Michael Jackson et les enjeux de la mémoire collective

Que faire de l’oeuvre et de la mémoire de Michael Jackson en regard des allégations persistantes dont il fait l’objet? s'interroge l'auteur.
Photo: Agence France-Presse Que faire de l’oeuvre et de la mémoire de Michael Jackson en regard des allégations persistantes dont il fait l’objet? s'interroge l'auteur.

Depuis la diffusion du documentaire Leaving Neverland par la chaîne HBO et à la suite de nouvelles révélations accablantes à propos des inconduites et des crimes sexuels qu’aurait perpétrés la défunte étoile de la pop Michael Jackson à l’endroit de jeunes admirateurs, un débat enflamme les tribunes médiatiques : que faire de l’oeuvre et de la mémoire de l’artiste en regard des allégations persistantes dont il fait l’objet ? Doit-on bannir ses chansons des ondes, ou doit-on plutôt dissocier celles-ci de l’homme en raison de leur importance dans l’histoire de la culture et des arts ?

Mis à part la succession de Jackson et certains groupes de supporteurs indéfectibles, rares sont ceux qui mettent explicitement en doute la sincérité des témoignages des victimes, surtout que ceux-ci s’ajoutent à une longue liste de scandales médiatiques, de procès et de rumeurs persistantes à propos du chanteur. Au fil des années, la réputation d’agresseur de l’artiste s’est même immiscée dans la culture populaire ; les créateurs du célèbre dessin animé américain South Park, par exemple, en ont fait le sujet de nombreux épisodes entre 2004 et 2014, cinq ans après le décès de Jackson.

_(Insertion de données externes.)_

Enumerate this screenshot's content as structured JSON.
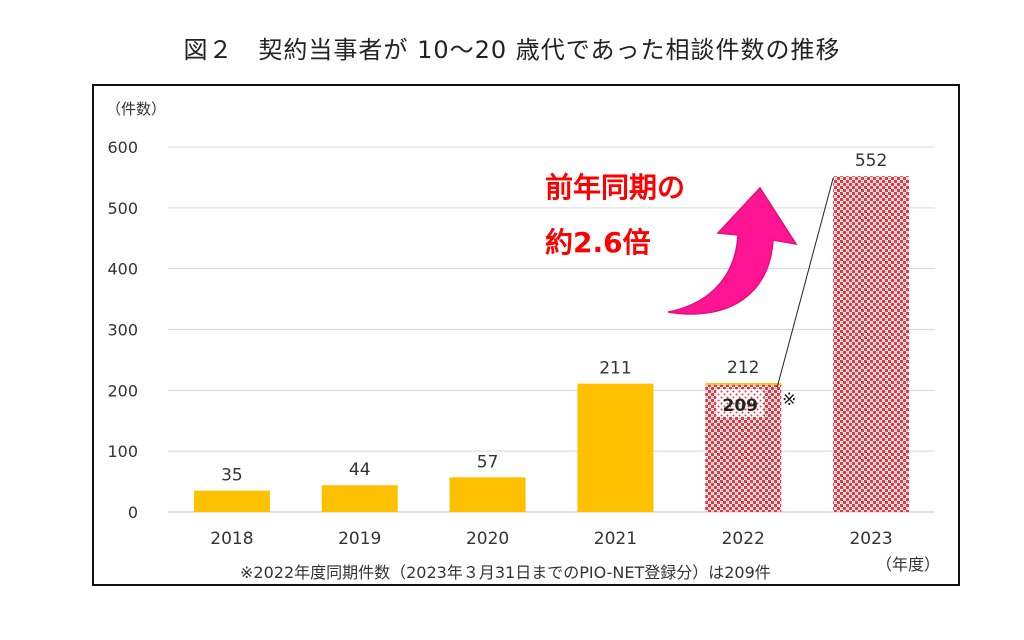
{
  "title": "図２　契約当事者が 10〜20 歳代であった相談件数の推移",
  "colors": {
    "bar": "#ffc000",
    "highlight": "#e8353f",
    "grid": "#d9d9d9",
    "arrow": "#ff1493",
    "callout_text": "#ff0000"
  },
  "chart_data": {
    "type": "bar",
    "title": "図２　契約当事者が 10〜20 歳代であった相談件数の推移",
    "ylabel": "（件数）",
    "xlabel": "（年度）",
    "ylim": [
      0,
      600
    ],
    "yticks": [
      0,
      100,
      200,
      300,
      400,
      500,
      600
    ],
    "grid": true,
    "categories": [
      "2018",
      "2019",
      "2020",
      "2021",
      "2022",
      "2023"
    ],
    "values": [
      35,
      44,
      57,
      211,
      212,
      552
    ],
    "data_labels": [
      "35",
      "44",
      "57",
      "211",
      "212",
      "552"
    ],
    "patterned_categories": [
      "2022",
      "2023"
    ],
    "inset": {
      "category": "2022",
      "value": 209,
      "label": "209",
      "mark": "※"
    },
    "annotation": {
      "line1": "前年同期の",
      "line2": "約2.6倍"
    },
    "footnote": "※2022年度同期件数（2023年３月31日までのPIO-NET登録分）は209件"
  }
}
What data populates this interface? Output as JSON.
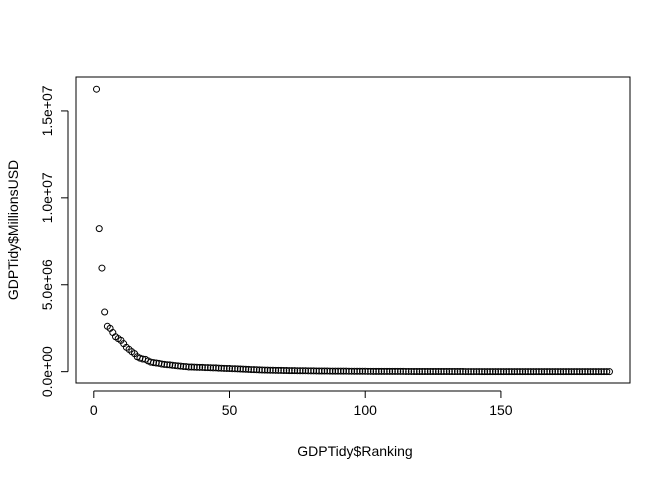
{
  "chart_data": {
    "type": "scatter",
    "title": "",
    "xlabel": "GDPTidy$Ranking",
    "ylabel": "GDPTidy$MillionsUSD",
    "xlim": [
      1,
      190
    ],
    "ylim": [
      0,
      16300000
    ],
    "x_ticks": [
      0,
      50,
      100,
      150
    ],
    "x_tick_labels": [
      "0",
      "50",
      "100",
      "150"
    ],
    "y_ticks": [
      0,
      5000000,
      10000000,
      15000000
    ],
    "y_tick_labels": [
      "0.0e+00",
      "5.0e+06",
      "1.0e+07",
      "1.5e+07"
    ],
    "grid": false,
    "legend": "none",
    "point_style": "open-circle",
    "series": [
      {
        "x": [
          1,
          2,
          3,
          4,
          5,
          6,
          7,
          8,
          9,
          10,
          11,
          12,
          13,
          14,
          15,
          16,
          17,
          18,
          19,
          20,
          21,
          22,
          23,
          24,
          25,
          26,
          27,
          28,
          29,
          30,
          31,
          32,
          33,
          34,
          35,
          36,
          37,
          38,
          39,
          40,
          41,
          42,
          43,
          44,
          45,
          46,
          47,
          48,
          49,
          50,
          51,
          52,
          53,
          54,
          55,
          56,
          57,
          58,
          59,
          60,
          61,
          62,
          63,
          64,
          65,
          66,
          67,
          68,
          69,
          70,
          71,
          72,
          73,
          74,
          75,
          76,
          77,
          78,
          79,
          80,
          81,
          82,
          83,
          84,
          85,
          86,
          87,
          88,
          89,
          90,
          91,
          92,
          93,
          94,
          95,
          96,
          97,
          98,
          99,
          100,
          101,
          102,
          103,
          104,
          105,
          106,
          107,
          108,
          109,
          110,
          111,
          112,
          113,
          114,
          115,
          116,
          117,
          118,
          119,
          120,
          121,
          122,
          123,
          124,
          125,
          126,
          127,
          128,
          129,
          130,
          131,
          132,
          133,
          134,
          135,
          136,
          137,
          138,
          139,
          140,
          141,
          142,
          143,
          144,
          145,
          146,
          147,
          148,
          149,
          150,
          151,
          152,
          153,
          154,
          155,
          156,
          157,
          158,
          159,
          160,
          161,
          162,
          163,
          164,
          165,
          166,
          167,
          168,
          169,
          170,
          171,
          172,
          173,
          174,
          175,
          176,
          177,
          178,
          179,
          180,
          181,
          182,
          183,
          184,
          185,
          186,
          187,
          188,
          189,
          190
        ],
        "y": [
          16250000,
          8230000,
          5960000,
          3430000,
          2610000,
          2490000,
          2250000,
          2010000,
          1900000,
          1800000,
          1610000,
          1400000,
          1280000,
          1150000,
          1040000,
          860000,
          780000,
          730000,
          710000,
          620000,
          550000,
          520000,
          500000,
          480000,
          440000,
          420000,
          400000,
          390000,
          370000,
          350000,
          330000,
          320000,
          300000,
          290000,
          270000,
          265000,
          260000,
          255000,
          250000,
          245000,
          235000,
          230000,
          225000,
          220000,
          215000,
          205000,
          200000,
          190000,
          185000,
          180000,
          170000,
          165000,
          160000,
          150000,
          145000,
          140000,
          130000,
          120000,
          115000,
          110000,
          100000,
          95000,
          92000,
          88000,
          84000,
          80000,
          77000,
          74000,
          71000,
          68000,
          65000,
          62000,
          60000,
          58000,
          56000,
          54000,
          52000,
          50000,
          48000,
          46000,
          44000,
          42000,
          40000,
          38000,
          36000,
          35000,
          34000,
          33000,
          32000,
          31000,
          30000,
          29000,
          28000,
          27000,
          26000,
          25000,
          24000,
          23000,
          22000,
          21000,
          20000,
          19500,
          19000,
          18500,
          18000,
          17500,
          17000,
          16500,
          16000,
          15500,
          15000,
          14500,
          14000,
          13500,
          13000,
          12500,
          12000,
          11500,
          11000,
          10500,
          10000,
          9700,
          9400,
          9100,
          8800,
          8500,
          8200,
          7900,
          7600,
          7300,
          7000,
          6800,
          6600,
          6400,
          6200,
          6000,
          5800,
          5600,
          5400,
          5200,
          5000,
          4800,
          4600,
          4400,
          4200,
          4000,
          3800,
          3600,
          3400,
          3200,
          3000,
          2900,
          2800,
          2700,
          2600,
          2500,
          2400,
          2300,
          2200,
          2100,
          2000,
          1900,
          1800,
          1700,
          1600,
          1500,
          1400,
          1300,
          1200,
          1100,
          1000,
          950,
          900,
          850,
          800,
          750,
          700,
          650,
          600,
          550,
          500,
          450,
          400,
          350,
          300,
          250,
          200,
          150,
          100,
          50
        ]
      }
    ]
  }
}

Le débat s’agite plutôt autour de l’épineuse question de la mémoire collective. Différentes postures se dégagent depuis la sortie du documentaire. Certains militent pour la mise au ban de son oeuvre par respect pour les victimes ; certains diffuseurs, notamment au Québec, ont d’ailleurs déjà agi en ce sens. D’autres commentateurs soutiennent plutôt qu’il est peu souhaitable ou difficilement envisageable d’arriver à occulter une oeuvre aussi monumentale et invoquent des cas similaires en littérature et au cinéma — Woody Allen, Roman Polanski, Louis-Ferdinand Céline, etc.

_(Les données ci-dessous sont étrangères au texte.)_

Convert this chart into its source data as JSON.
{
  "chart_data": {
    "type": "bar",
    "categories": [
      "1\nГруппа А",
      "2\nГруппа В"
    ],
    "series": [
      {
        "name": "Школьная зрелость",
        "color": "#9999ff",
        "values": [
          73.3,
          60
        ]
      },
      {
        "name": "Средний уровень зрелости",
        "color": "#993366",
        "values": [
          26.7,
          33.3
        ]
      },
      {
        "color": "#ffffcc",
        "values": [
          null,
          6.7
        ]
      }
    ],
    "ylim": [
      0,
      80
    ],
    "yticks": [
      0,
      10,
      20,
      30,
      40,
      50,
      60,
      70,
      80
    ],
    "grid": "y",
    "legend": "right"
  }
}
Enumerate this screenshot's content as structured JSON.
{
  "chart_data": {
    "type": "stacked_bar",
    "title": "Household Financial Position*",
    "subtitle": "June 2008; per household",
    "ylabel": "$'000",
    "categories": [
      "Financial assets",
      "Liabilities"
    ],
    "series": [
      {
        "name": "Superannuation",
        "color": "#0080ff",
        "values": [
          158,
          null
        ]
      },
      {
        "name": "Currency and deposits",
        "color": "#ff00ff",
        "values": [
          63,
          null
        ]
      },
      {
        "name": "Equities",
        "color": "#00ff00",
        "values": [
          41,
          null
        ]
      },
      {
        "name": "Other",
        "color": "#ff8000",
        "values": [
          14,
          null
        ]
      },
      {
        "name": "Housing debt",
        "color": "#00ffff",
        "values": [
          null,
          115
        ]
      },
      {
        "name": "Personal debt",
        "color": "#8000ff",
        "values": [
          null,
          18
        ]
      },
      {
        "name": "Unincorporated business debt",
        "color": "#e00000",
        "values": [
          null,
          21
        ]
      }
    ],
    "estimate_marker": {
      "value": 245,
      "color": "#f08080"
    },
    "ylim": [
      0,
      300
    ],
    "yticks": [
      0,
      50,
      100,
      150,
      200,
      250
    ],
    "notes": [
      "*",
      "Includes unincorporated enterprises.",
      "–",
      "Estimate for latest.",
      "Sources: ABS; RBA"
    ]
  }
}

Le concept de patrimonialisation peut s’avérer utile pour mieux comprendre les ressorts de la mémoire collective et les enjeux sociaux qui entourent le cas de Jackson. Dans sa définition la plus répandue, la patrimonialisation comprend tous les procédés mis en place par un groupe, une société ou un gouvernement pour sélectionner, protéger et ainsi transmettre dans le temps la valeur d’objets, de lieux, d’espèces ou encore de pratiques culturelles. Pour l’illustrer, prenons pour exemple le clivage des opinions aux États-Unis depuis quelques années autour de la place qu’occupent les statues et monuments voués à la mémoire de personnages historiques sécessionnistes et esclavagistes. Certains acteurs se réclament à ce sujet d’une définition intéressée et partielle du devoir de mémoire. Pour ces défenseurs des monuments confédérés, les faire tomber représente une tentative d’effacer l’histoire pour satisfaire des sensibilités nouvelles ou temporaires.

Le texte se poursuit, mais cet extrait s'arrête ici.